Göğüs Hastalıkları Uzmanı Doç. Dr. Bülent Çiftçi yaptığı açıklamada, rakım yükseldikçe oksijen basıncının azaldığını söyledi.
Basıncın azalmasıyla vücudun daha çok solunum yapması gerektiğini belirten Çiftçi, "Biz solunum işini iki amaçlı yapıyoruz. Oksijen düzeyini artırmak için, bir de oksijeni kullanarak ürettiğimiz karbondioksidi atmak için" dedi.
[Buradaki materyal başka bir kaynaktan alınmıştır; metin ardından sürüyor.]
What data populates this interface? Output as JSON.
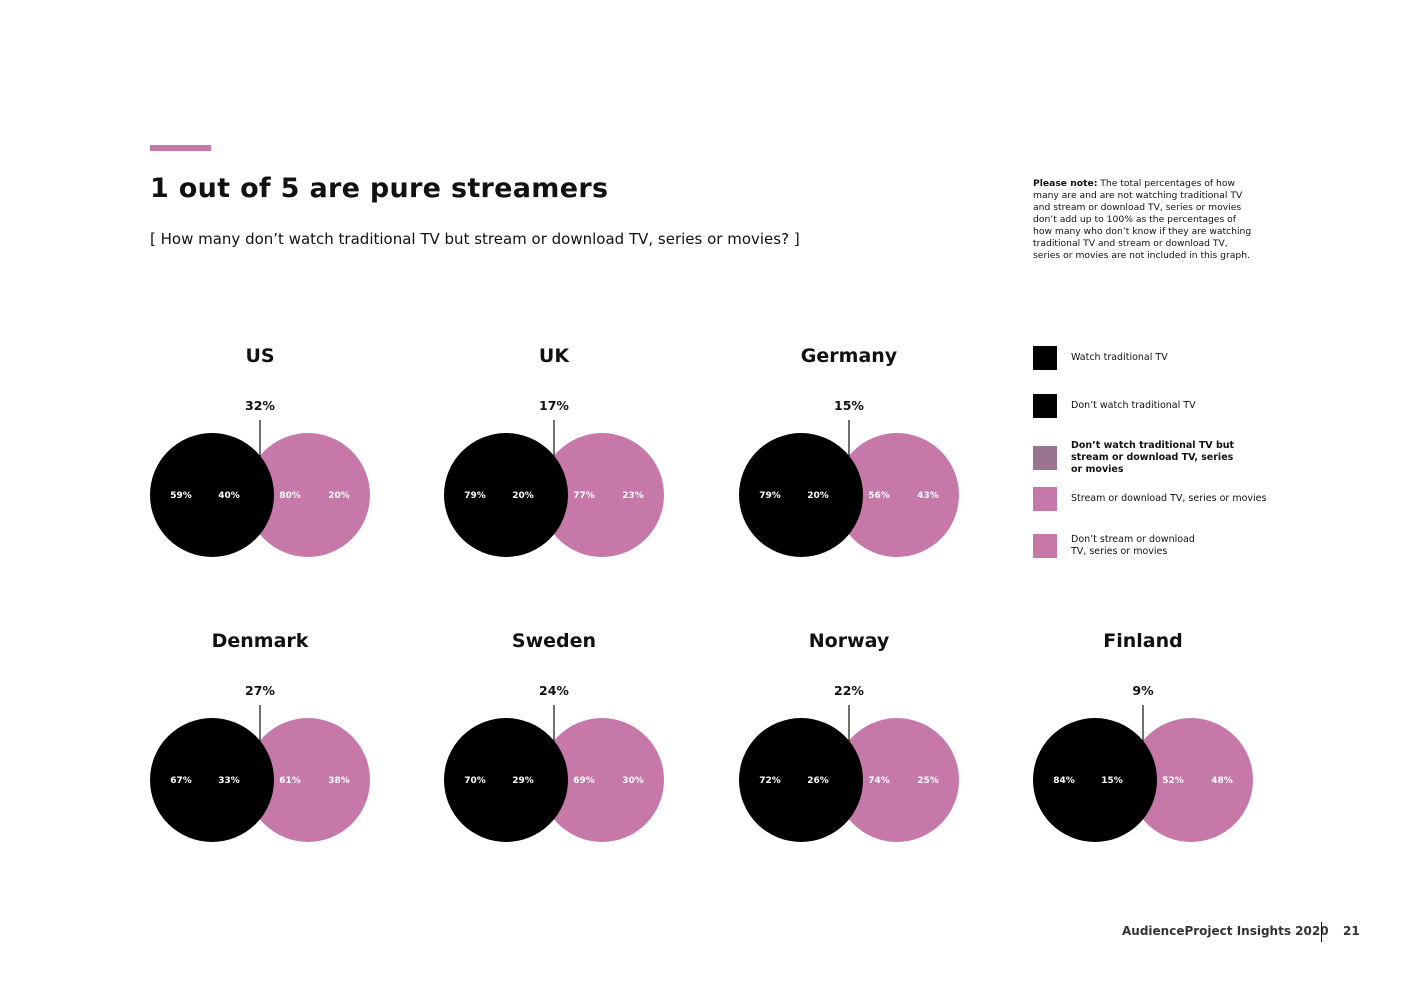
{
  "header": {
    "title": "1 out of 5 are pure streamers",
    "subtitle": "[ How many don’t watch traditional TV but stream or download TV, series or movies? ]"
  },
  "note": {
    "label": "Please note:",
    "text": "The total percentages of how many are and are not watching traditional TV and stream or download TV, series or movies don’t add up to 100% as the percentages of how many who don’t know if they are watching traditional TV and stream or download TV, series or movies are not included in this graph."
  },
  "legend": [
    {
      "label": "Watch traditional TV",
      "color": "#000000"
    },
    {
      "label": "Don’t watch traditional TV",
      "color": "#000000"
    },
    {
      "label": "Don’t watch traditional TV but stream or download TV, series or movies",
      "color": "#9b7590"
    },
    {
      "label": "Stream or download TV, series or movies",
      "color": "#c678a8"
    },
    {
      "label": "Don’t stream or download TV, series or movies",
      "color": "#c678a8"
    }
  ],
  "colors": {
    "tv": "#000000",
    "stream": "#c678a8",
    "overlap": "#9b7590",
    "accent": "#c678a8"
  },
  "chart_data": {
    "type": "venn",
    "series_fields": [
      "watch_tv",
      "dont_watch_tv",
      "stream",
      "dont_stream",
      "pure_streamers"
    ],
    "countries": [
      {
        "name": "US",
        "pure_streamers": "32%",
        "watch_tv": "59%",
        "dont_watch_tv": "40%",
        "stream": "80%",
        "dont_stream": "20%"
      },
      {
        "name": "UK",
        "pure_streamers": "17%",
        "watch_tv": "79%",
        "dont_watch_tv": "20%",
        "stream": "77%",
        "dont_stream": "23%"
      },
      {
        "name": "Germany",
        "pure_streamers": "15%",
        "watch_tv": "79%",
        "dont_watch_tv": "20%",
        "stream": "56%",
        "dont_stream": "43%"
      },
      {
        "name": "Denmark",
        "pure_streamers": "27%",
        "watch_tv": "67%",
        "dont_watch_tv": "33%",
        "stream": "61%",
        "dont_stream": "38%"
      },
      {
        "name": "Sweden",
        "pure_streamers": "24%",
        "watch_tv": "70%",
        "dont_watch_tv": "29%",
        "stream": "69%",
        "dont_stream": "30%"
      },
      {
        "name": "Norway",
        "pure_streamers": "22%",
        "watch_tv": "72%",
        "dont_watch_tv": "26%",
        "stream": "74%",
        "dont_stream": "25%"
      },
      {
        "name": "Finland",
        "pure_streamers": "9%",
        "watch_tv": "84%",
        "dont_watch_tv": "15%",
        "stream": "52%",
        "dont_stream": "48%"
      }
    ]
  },
  "footer": {
    "brand": "AudienceProject Insights 2020",
    "page": "21"
  }
}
Fazla solunum yapılmasıyla oksijen alınmaya çalışıldığını ancak karbondioksidin de biraz fazla atıldığını anlatan Çiftçi, şunları kaydetti:
"Karbondioksidi de biraz fazla atınca bu sefer karbondioksit seviyesinin azalmasına bağlı birtakım sorunla karşı karşıya kalıyoruz. Yüksek rakımlı yerlerde uykumuzu asıl etkileyen şey, karbondioksit düzeyinin çok düşmesi. Çünkü beyin çok soluduğumuzu düşünüp nefeste duraksamalara neden oluyor. Beyin ancak bu şekilde karbondioksit seviyesinin yeniden yükselmesini hedefliyor, öyle olunca da uyku esnasında sık sık duraksamalar, uyku bölünmeleri ve bunun neden olduğu sabah yorgun uyanmalar, gün içerisinde uyku bastırmaları oluyor."
Bin 500 metrenin üzerinde görülmeye başlanıyor
Çiftçi, "santral uyku apneleri" denilen sorunun yüksek irtifaya çıkınca, özellikle bin 500 metrenin üzerinde görülmeye başlandığını dile getirerek, "2 bin 500 metreye çıkınca insanların yüzde 25'inde görülmeye başlıyor. 4 bin 500 metreye çıkınca da artık insanların yüzde 100'ünde görülmeye başlayan bir sorun" diye konuştu.
Yüksek rakımlardan tekrar aşağıya inilince sorunun kendi kendine düzeldiğini belirten Çiftçi, "Aslında alçalmayıp da biraz beklesek vücut buna adapte oluyor. Birkaç gün içerisinde düzeliyor. Bu sorun için bir ilacımız var, o ilacı kullanınca da fayda görüyoruz" ifadelerini kullandı.